Here's one way - there are probably others:
The sww files are actually netcdf files, which is a standard binary file format [ lots of info on the web about these]. I typically use a python library called Scientific.IO.NetCDF to read the sww files. These will give you stage (over time) and elevation (just at a single time, because it doesn't change), and you can then compute depth at a given time by subtracting these 2 quantities. Again you will probably have to google on how to read the netcdf files, but an example is:
# Open ncdf connection
fid=NetCDFFile('sww_filename_goes_here')
# Read variables
x=fid.variables['x']
x=x.getValue()
y=fid.variables['y']
y=y.getValue()
stage=fid.variables['stage']
stage=stage.getValue()
elev=fid.variables['elevation']
elev=elev.getValue()
xmom=fid.variables['xmomentum']
xmom=xmom.getValue()
ymom=fid.variables['ymomentum']
ymom=ymom.getValue()
time=fid.variables['time']
time=time.getValue()
vols=fid.variables['volumes']
vols=vols.getValue()
# Extract depth at the 10th output step.
Depth10= stage[10,:] - elev
So Depth10 will contain the depth values at the 10th output step, with coordinates corresponding to x & y. If you find the index of the coordinate you want in the x,y vectors (e.g. by calculating the distance of all points from the point you want and finding the index of the minimum), then you can extract the depth there.
If i want to break a wall of dam, during simulation how can i do it. If i know the dimension (height, length, width) of that wall.
If you want the dam to break at the very start of the simulation, then you can just define the initial stage as though the dam were present, but ignore the dam in the underlying topography - the shallow water equations will do the rest. This is typically what people do when computing idealised 'dam break' solutions to the shallow water equations.
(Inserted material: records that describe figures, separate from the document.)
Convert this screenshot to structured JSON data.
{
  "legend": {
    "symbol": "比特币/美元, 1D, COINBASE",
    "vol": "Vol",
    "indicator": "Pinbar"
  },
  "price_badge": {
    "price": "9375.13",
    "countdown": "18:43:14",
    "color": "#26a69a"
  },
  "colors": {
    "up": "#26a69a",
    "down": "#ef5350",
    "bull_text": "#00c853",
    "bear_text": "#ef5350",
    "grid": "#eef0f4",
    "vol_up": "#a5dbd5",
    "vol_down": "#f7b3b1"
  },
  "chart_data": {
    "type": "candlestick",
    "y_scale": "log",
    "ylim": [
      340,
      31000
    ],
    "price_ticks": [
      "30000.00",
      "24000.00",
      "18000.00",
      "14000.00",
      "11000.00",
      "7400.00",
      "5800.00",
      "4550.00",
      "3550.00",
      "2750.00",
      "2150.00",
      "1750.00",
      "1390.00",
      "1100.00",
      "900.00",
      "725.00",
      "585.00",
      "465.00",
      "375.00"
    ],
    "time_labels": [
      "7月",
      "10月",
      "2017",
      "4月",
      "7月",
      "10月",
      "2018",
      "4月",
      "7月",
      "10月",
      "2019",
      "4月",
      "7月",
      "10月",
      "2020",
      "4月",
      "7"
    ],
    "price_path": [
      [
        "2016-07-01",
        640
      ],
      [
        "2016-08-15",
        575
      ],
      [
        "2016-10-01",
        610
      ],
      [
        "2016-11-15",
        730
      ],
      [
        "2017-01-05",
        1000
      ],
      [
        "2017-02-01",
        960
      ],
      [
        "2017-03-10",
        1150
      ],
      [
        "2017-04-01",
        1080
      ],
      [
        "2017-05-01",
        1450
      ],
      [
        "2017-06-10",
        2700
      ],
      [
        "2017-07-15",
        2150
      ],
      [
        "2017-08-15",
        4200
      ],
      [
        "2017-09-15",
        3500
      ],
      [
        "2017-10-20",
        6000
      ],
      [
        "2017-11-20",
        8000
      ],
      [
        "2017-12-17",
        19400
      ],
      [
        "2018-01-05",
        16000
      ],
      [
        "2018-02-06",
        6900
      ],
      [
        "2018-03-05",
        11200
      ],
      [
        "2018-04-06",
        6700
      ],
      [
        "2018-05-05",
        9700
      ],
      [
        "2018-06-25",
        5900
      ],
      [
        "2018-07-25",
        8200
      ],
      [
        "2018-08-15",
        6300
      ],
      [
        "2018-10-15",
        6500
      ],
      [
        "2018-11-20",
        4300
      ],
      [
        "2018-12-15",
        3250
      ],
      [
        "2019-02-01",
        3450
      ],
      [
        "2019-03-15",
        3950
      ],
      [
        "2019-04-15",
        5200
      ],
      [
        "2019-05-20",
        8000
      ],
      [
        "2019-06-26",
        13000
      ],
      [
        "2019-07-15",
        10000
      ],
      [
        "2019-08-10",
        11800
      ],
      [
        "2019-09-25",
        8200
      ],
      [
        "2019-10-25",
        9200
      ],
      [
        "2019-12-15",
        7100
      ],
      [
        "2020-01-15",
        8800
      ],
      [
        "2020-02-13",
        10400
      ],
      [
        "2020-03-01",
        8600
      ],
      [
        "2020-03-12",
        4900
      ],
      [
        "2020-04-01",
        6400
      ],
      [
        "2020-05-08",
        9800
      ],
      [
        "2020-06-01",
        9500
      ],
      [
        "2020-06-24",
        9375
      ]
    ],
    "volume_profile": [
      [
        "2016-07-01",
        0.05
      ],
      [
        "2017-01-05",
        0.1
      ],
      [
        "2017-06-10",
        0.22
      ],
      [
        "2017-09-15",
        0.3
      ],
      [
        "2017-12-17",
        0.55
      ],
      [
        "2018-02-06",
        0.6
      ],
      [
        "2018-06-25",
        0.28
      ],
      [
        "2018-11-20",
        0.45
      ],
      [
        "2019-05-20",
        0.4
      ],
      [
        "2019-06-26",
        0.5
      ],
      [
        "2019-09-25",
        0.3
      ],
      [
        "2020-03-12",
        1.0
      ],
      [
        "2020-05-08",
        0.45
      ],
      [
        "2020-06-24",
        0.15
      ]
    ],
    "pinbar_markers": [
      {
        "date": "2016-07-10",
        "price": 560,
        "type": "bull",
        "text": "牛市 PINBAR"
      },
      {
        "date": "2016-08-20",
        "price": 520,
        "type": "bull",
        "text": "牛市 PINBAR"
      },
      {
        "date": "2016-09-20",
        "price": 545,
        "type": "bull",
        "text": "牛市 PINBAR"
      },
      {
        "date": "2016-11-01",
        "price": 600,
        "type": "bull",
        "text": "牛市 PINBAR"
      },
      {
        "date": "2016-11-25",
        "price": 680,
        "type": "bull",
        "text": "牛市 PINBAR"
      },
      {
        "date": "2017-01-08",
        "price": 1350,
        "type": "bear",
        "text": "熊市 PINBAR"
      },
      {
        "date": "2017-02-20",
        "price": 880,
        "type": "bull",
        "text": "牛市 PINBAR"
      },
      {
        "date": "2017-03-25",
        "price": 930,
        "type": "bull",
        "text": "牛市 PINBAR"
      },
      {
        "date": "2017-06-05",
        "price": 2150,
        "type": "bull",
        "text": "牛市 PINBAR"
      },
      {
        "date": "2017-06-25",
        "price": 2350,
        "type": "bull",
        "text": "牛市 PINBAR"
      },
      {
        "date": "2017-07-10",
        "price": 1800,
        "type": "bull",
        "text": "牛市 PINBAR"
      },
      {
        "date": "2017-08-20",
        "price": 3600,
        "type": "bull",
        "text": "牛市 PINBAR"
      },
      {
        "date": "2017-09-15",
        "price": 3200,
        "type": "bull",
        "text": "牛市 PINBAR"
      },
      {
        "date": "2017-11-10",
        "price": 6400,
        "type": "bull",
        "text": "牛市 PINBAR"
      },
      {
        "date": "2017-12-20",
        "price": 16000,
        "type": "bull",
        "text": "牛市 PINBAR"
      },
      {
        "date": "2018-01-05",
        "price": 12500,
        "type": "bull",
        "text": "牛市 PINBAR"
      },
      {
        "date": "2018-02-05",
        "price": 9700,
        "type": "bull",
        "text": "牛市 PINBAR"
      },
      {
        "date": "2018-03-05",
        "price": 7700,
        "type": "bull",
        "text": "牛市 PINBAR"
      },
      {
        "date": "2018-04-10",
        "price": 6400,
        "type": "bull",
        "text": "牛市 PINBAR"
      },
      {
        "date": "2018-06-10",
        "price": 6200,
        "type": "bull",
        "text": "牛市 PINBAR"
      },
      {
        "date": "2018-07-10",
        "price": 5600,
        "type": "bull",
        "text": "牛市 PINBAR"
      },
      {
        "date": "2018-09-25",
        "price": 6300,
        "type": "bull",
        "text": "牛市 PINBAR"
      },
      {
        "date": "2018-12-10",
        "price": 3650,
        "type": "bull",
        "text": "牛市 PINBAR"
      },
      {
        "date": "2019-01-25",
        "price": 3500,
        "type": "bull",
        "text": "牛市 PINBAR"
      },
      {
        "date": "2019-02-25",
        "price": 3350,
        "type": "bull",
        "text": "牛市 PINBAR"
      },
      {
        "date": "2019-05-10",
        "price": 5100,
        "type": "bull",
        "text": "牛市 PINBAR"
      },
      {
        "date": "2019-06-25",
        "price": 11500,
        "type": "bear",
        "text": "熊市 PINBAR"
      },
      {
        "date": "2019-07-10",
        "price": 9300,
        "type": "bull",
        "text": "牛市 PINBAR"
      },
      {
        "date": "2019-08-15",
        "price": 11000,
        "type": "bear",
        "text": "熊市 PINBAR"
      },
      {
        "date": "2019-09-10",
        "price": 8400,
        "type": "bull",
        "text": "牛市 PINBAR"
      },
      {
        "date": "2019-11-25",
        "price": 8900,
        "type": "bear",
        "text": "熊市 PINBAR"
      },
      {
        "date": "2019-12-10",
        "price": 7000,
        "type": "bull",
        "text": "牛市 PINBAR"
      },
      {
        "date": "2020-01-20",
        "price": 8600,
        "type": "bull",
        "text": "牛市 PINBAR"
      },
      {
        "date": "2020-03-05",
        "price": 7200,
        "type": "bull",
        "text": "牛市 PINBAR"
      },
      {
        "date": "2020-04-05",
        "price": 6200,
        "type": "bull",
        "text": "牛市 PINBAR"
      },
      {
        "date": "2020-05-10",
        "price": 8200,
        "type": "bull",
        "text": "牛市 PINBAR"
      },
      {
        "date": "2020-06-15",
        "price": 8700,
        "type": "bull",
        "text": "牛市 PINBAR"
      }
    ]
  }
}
To actually have a dam for a time, and then remove it, would be more complex - I can't suggest an easy method. The idea would be to figure out how to redefine the topography mid-simulation (should be doable, but would probably require a good knowledge of the code).
Hope this helps,
Gareth.
Gareth Davies
Hydrodynamic Modeller
Regional Risk Section,
International Group
Geoscience Australia.
Ph: (02) 6249 9655
From: rajesh tailor [mailto:tai...@gm...]
Sent: Tuesday, 4 October 2011 4:35 PM
To: anu...@li...
Subject: [Anuga-user] quries related to anuga
Hi All,
I am using anuga in my project for simulation.
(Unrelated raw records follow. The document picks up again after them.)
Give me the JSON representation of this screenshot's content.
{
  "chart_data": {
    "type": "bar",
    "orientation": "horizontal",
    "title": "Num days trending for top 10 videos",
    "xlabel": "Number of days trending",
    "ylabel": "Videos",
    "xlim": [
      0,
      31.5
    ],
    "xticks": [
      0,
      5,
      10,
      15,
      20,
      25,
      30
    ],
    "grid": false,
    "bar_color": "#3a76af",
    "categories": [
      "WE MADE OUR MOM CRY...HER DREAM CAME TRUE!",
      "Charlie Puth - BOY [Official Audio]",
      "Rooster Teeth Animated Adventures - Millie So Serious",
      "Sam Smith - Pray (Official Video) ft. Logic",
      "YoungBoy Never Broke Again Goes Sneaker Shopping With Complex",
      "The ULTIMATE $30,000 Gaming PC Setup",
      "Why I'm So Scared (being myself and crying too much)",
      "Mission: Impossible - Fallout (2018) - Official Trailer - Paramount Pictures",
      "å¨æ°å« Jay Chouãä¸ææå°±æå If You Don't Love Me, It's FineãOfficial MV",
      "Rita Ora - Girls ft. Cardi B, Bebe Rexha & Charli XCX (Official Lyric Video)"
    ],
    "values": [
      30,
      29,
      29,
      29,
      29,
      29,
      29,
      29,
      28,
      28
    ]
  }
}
Can anyone help me regarding question i have....
I am a programmer and dont know anything which is related to geography.
I am using DEM data to generate mesh topography using create_domain_from_regions() function to create domain.
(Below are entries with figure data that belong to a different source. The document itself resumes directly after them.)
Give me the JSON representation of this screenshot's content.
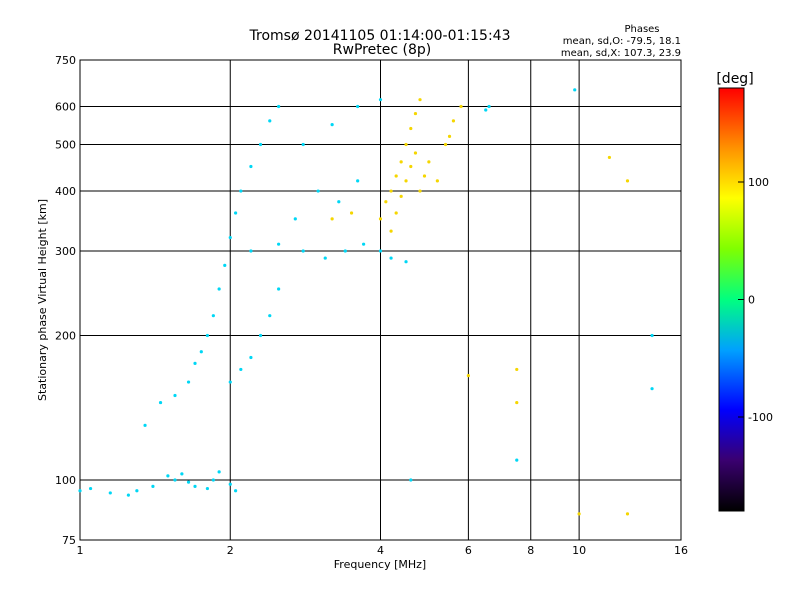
{
  "chart_data": {
    "type": "scatter",
    "title": "Tromsø 20141105 01:14:00-01:15:43",
    "subtitle": "RwPretec (8p)",
    "xlabel": "Frequency [MHz]",
    "ylabel": "Stationary phase Virtual Height [km]",
    "x_scale": "log",
    "y_scale": "log",
    "xlim": [
      1,
      16
    ],
    "ylim": [
      75,
      750
    ],
    "x_ticks": [
      "1",
      "2",
      "4",
      "6",
      "8",
      "10",
      "16"
    ],
    "x_tick_values": [
      1,
      2,
      4,
      6,
      8,
      10,
      16
    ],
    "y_ticks": [
      "75",
      "100",
      "200",
      "300",
      "400",
      "500",
      "600",
      "750"
    ],
    "y_tick_values": [
      75,
      100,
      200,
      300,
      400,
      500,
      600,
      750
    ],
    "x_grid_values": [
      2,
      4,
      6,
      8,
      10
    ],
    "y_grid_values": [
      100,
      200,
      300,
      400,
      500,
      600
    ],
    "grid": true,
    "legend": {
      "title": "Phases",
      "lines": [
        "mean, sd,O: -79.5, 18.1",
        "mean, sd,X: 107.3, 23.9"
      ],
      "placement": "top-right"
    },
    "colorbar": {
      "label": "[deg]",
      "ticks": [
        "100",
        "0",
        "-100"
      ],
      "tick_values": [
        100,
        0,
        -100
      ],
      "range": [
        -180,
        180
      ]
    },
    "series": [
      {
        "name": "O",
        "phase": -79.5,
        "points": [
          {
            "x": 1.0,
            "y": 95
          },
          {
            "x": 1.05,
            "y": 96
          },
          {
            "x": 1.15,
            "y": 94
          },
          {
            "x": 1.25,
            "y": 93
          },
          {
            "x": 1.3,
            "y": 95
          },
          {
            "x": 1.4,
            "y": 97
          },
          {
            "x": 1.5,
            "y": 102
          },
          {
            "x": 1.55,
            "y": 100
          },
          {
            "x": 1.6,
            "y": 103
          },
          {
            "x": 1.65,
            "y": 99
          },
          {
            "x": 1.7,
            "y": 97
          },
          {
            "x": 1.8,
            "y": 96
          },
          {
            "x": 1.85,
            "y": 100
          },
          {
            "x": 1.9,
            "y": 104
          },
          {
            "x": 2.0,
            "y": 98
          },
          {
            "x": 2.05,
            "y": 95
          },
          {
            "x": 1.35,
            "y": 130
          },
          {
            "x": 1.45,
            "y": 145
          },
          {
            "x": 1.55,
            "y": 150
          },
          {
            "x": 1.65,
            "y": 160
          },
          {
            "x": 1.7,
            "y": 175
          },
          {
            "x": 1.75,
            "y": 185
          },
          {
            "x": 1.8,
            "y": 200
          },
          {
            "x": 1.85,
            "y": 220
          },
          {
            "x": 1.9,
            "y": 250
          },
          {
            "x": 1.95,
            "y": 280
          },
          {
            "x": 2.0,
            "y": 320
          },
          {
            "x": 2.05,
            "y": 360
          },
          {
            "x": 2.1,
            "y": 400
          },
          {
            "x": 2.2,
            "y": 450
          },
          {
            "x": 2.3,
            "y": 500
          },
          {
            "x": 2.4,
            "y": 560
          },
          {
            "x": 2.5,
            "y": 600
          },
          {
            "x": 2.2,
            "y": 300
          },
          {
            "x": 2.5,
            "y": 310
          },
          {
            "x": 2.8,
            "y": 300
          },
          {
            "x": 3.1,
            "y": 290
          },
          {
            "x": 3.4,
            "y": 300
          },
          {
            "x": 3.7,
            "y": 310
          },
          {
            "x": 4.0,
            "y": 300
          },
          {
            "x": 4.2,
            "y": 290
          },
          {
            "x": 4.5,
            "y": 285
          },
          {
            "x": 2.0,
            "y": 160
          },
          {
            "x": 2.1,
            "y": 170
          },
          {
            "x": 2.2,
            "y": 180
          },
          {
            "x": 2.3,
            "y": 200
          },
          {
            "x": 2.4,
            "y": 220
          },
          {
            "x": 2.5,
            "y": 250
          },
          {
            "x": 2.7,
            "y": 350
          },
          {
            "x": 3.0,
            "y": 400
          },
          {
            "x": 3.3,
            "y": 380
          },
          {
            "x": 3.6,
            "y": 420
          },
          {
            "x": 2.8,
            "y": 500
          },
          {
            "x": 3.2,
            "y": 550
          },
          {
            "x": 3.6,
            "y": 600
          },
          {
            "x": 4.0,
            "y": 620
          },
          {
            "x": 6.6,
            "y": 600
          },
          {
            "x": 6.5,
            "y": 590
          },
          {
            "x": 9.8,
            "y": 650
          },
          {
            "x": 14.0,
            "y": 200
          },
          {
            "x": 14.0,
            "y": 155
          },
          {
            "x": 4.6,
            "y": 100
          },
          {
            "x": 7.5,
            "y": 110
          }
        ]
      },
      {
        "name": "X",
        "phase": 107.3,
        "points": [
          {
            "x": 4.0,
            "y": 350
          },
          {
            "x": 4.1,
            "y": 380
          },
          {
            "x": 4.2,
            "y": 400
          },
          {
            "x": 4.3,
            "y": 430
          },
          {
            "x": 4.4,
            "y": 460
          },
          {
            "x": 4.5,
            "y": 500
          },
          {
            "x": 4.6,
            "y": 540
          },
          {
            "x": 4.7,
            "y": 580
          },
          {
            "x": 4.8,
            "y": 620
          },
          {
            "x": 4.6,
            "y": 450
          },
          {
            "x": 4.5,
            "y": 420
          },
          {
            "x": 4.4,
            "y": 390
          },
          {
            "x": 4.7,
            "y": 480
          },
          {
            "x": 4.8,
            "y": 400
          },
          {
            "x": 4.9,
            "y": 430
          },
          {
            "x": 5.0,
            "y": 460
          },
          {
            "x": 5.5,
            "y": 520
          },
          {
            "x": 5.6,
            "y": 560
          },
          {
            "x": 5.8,
            "y": 600
          },
          {
            "x": 3.2,
            "y": 350
          },
          {
            "x": 3.5,
            "y": 360
          },
          {
            "x": 4.2,
            "y": 330
          },
          {
            "x": 4.3,
            "y": 360
          },
          {
            "x": 11.5,
            "y": 470
          },
          {
            "x": 12.5,
            "y": 420
          },
          {
            "x": 12.5,
            "y": 85
          },
          {
            "x": 10.0,
            "y": 85
          },
          {
            "x": 7.5,
            "y": 170
          },
          {
            "x": 7.5,
            "y": 145
          },
          {
            "x": 6.0,
            "y": 165
          },
          {
            "x": 5.2,
            "y": 420
          },
          {
            "x": 5.4,
            "y": 500
          }
        ]
      }
    ]
  }
}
1. How to differentiate a particular region from domain like flood water source with a finite volume of water at starting time of simulation with a specified stage, village.
2. Speed of water is automatically set by ANUGA. Is ANUGA library considering atmospheric pressure, elevation of water source, gravity, volume of water discharge from lake and other physical quantities which can affect the speed.
3. How to release a specified amount of volume from a specified flood water source ?
4. What does it mean by inner polygon, interior regions, interior holes, file_function and use of these terms ?
5. How to get quantities such as depth at any particular point/polygon after simulation from .sww files ?
I got maximum inundation location and elevation of that location using get_maximum_inundation_location() and get_maximum_inundation_elevation() functions.
If i want to break a wall of dam, during simulation how can i do it. If i know the dimension (height, length, width) of that wall.